Several malicious programmes are using GCM as a Command and Control server.
Google Cloud Messaging (GCM), which was developed to make it easier for Android-based app developers to support programmes downloaded and installed on users’ smartphones and tablets, is being inadvertently abused by cyber criminals, according to a study.
There are reported to be many malicious programmes using which virus writers take advantage of the opportunities presented by this service, according to IT Threat Evolution Report for Q2 2013 by Kaspersky Lab.
Kaspersky Lab Expert Roman Unchek says that they have detected several malicious programmes that use GCM as a Command and Control server.
This is said to be making it quicker and cheaper to manage infected Android devices, simply by registering on the Google service.
"It would be strange if virus writers were not taking advantage of the opportunities offered by this service. At present, there is not much mobile malware using GCM, but some of the programs are already quite popular. They are widespread in some parts of Western Europe, the CIS and Asia.
"The only way to block these channels of communication between the virus writers and their malware is to block the accounts of those developers whose IDs are used when registering malicious programs. We have informed Google about the detected GCM-ID which are used in malware," added Unuchek.

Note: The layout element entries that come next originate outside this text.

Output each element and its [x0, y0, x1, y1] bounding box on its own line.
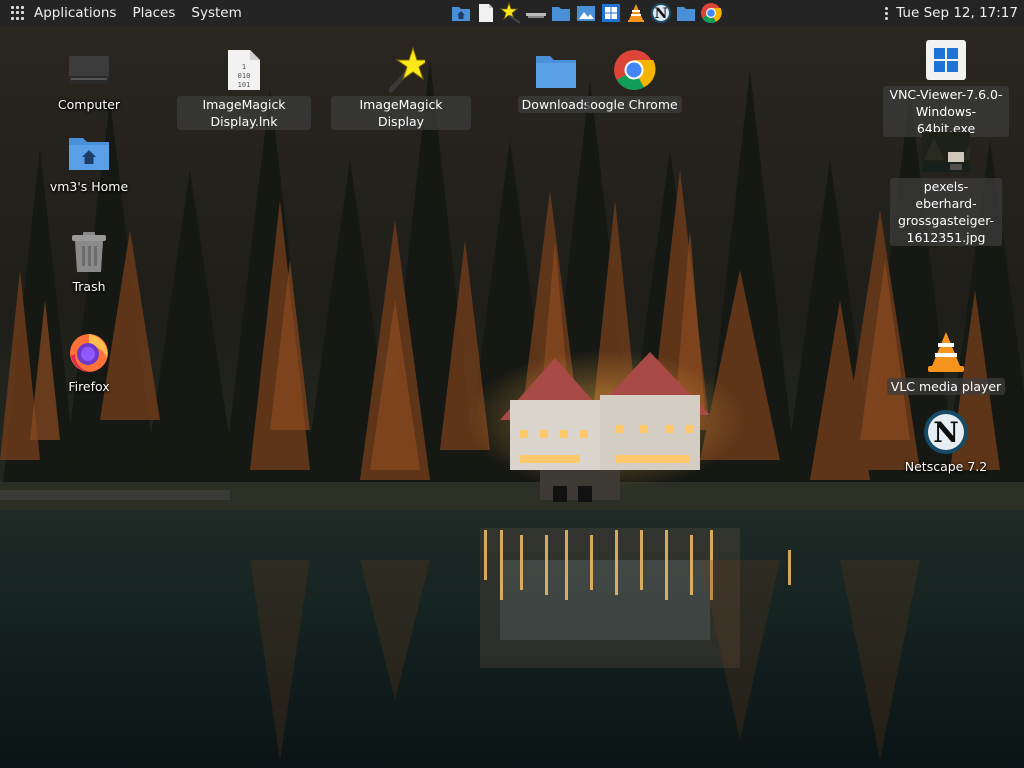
vlc-icon[interactable] [625, 2, 647, 24]
top-panel: Applications Places System N Tue Sep 12,… [0, 0, 1024, 26]
desktop-icon-pexels-jpg[interactable]: pexels-eberhard-grossgasteiger-1612351.j… [876, 128, 1016, 246]
desktop-icon-vnc-installer[interactable]: VNC-Viewer-7.6.0-Windows-64bit.exe [876, 36, 1016, 137]
menu-system[interactable]: System [183, 5, 249, 21]
chrome-icon [610, 46, 658, 94]
desktop-icon-home[interactable]: vm3's Home [19, 128, 159, 195]
desktop-icon-label: oogle Chrome [586, 96, 682, 113]
desktop-icon-label: Computer [57, 97, 121, 112]
svg-text:N: N [933, 416, 959, 449]
imagemagick-star-icon[interactable] [500, 2, 522, 24]
desktop-icon-computer[interactable]: Computer [19, 46, 159, 113]
folder-icon[interactable] [675, 2, 697, 24]
chrome-icon[interactable] [700, 2, 722, 24]
menu-places[interactable]: Places [124, 5, 183, 21]
binary-file-icon: 1 010 101 [220, 46, 268, 94]
desktop-icon-label: ImageMagick Display.lnk [177, 96, 311, 130]
clock[interactable]: Tue Sep 12, 17:17 [896, 5, 1018, 21]
applications-grid-icon[interactable] [11, 6, 25, 20]
desktop-icon-label: pexels-eberhard-grossgasteiger-1612351.j… [890, 178, 1002, 246]
folder-icon[interactable] [550, 2, 572, 24]
taskbar: N [450, 2, 722, 24]
computer-icon [65, 46, 113, 94]
kebab-menu-icon[interactable] [885, 6, 889, 20]
home-folder-icon[interactable] [450, 2, 472, 24]
system-tray: Tue Sep 12, 17:17 [885, 0, 1018, 26]
desktop-icon-label: Netscape 7.2 [904, 459, 988, 474]
trash-icon [65, 228, 113, 276]
menu-applications[interactable]: Applications [34, 5, 124, 21]
image-viewer-icon[interactable] [575, 2, 597, 24]
desktop-icon-label: VLC media player [886, 378, 1006, 395]
desktop-icon-imagemagick[interactable]: ImageMagick Display [331, 46, 471, 130]
firefox-icon [65, 328, 113, 376]
desktop-icon-imagemagick-lnk[interactable]: 1 010 101 ImageMagick Display.lnk [174, 46, 314, 130]
vlc-icon [922, 328, 970, 376]
netscape-icon[interactable]: N [650, 2, 672, 24]
computer-icon[interactable] [525, 2, 547, 24]
desktop-icon-netscape[interactable]: N Netscape 7.2 [876, 408, 1016, 475]
image-thumbnail-icon [922, 128, 970, 176]
svg-text:010: 010 [238, 72, 251, 80]
desktop-icon-label: vm3's Home [49, 179, 129, 194]
home-folder-icon [65, 128, 113, 176]
desktop-icon-trash[interactable]: Trash [19, 228, 159, 295]
desktop-icon-label: Trash [72, 279, 106, 294]
svg-text:101: 101 [238, 81, 251, 89]
desktop-icon-firefox[interactable]: Firefox [19, 328, 159, 395]
svg-text:1: 1 [242, 63, 246, 71]
svg-text:N: N [655, 6, 668, 22]
desktop-icon-chrome[interactable]: oogle Chrome [564, 46, 704, 113]
netscape-icon: N [922, 408, 970, 456]
document-icon[interactable] [475, 2, 497, 24]
windows-installer-icon[interactable] [600, 2, 622, 24]
desktop-icon-label: ImageMagick Display [331, 96, 471, 130]
desktop-icon-vlc[interactable]: VLC media player [876, 328, 1016, 395]
windows-installer-icon [922, 36, 970, 84]
imagemagick-star-icon [377, 46, 425, 94]
desktop-icon-label: Firefox [68, 379, 110, 394]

Malware statistics presented by Kaspersky Lab showed that its products detected and neutralised a total of 983,051,408 threats in the second quarter of 2013; 577,159, 385 infections were prevented from infecting users’ while accessing the internet; 400,604,327 malicious programmes were prevented from infecting users’ machines; and 29,695 new malware modifications were added to Kaspersky Lab’s detection system in the second quarter of 2013.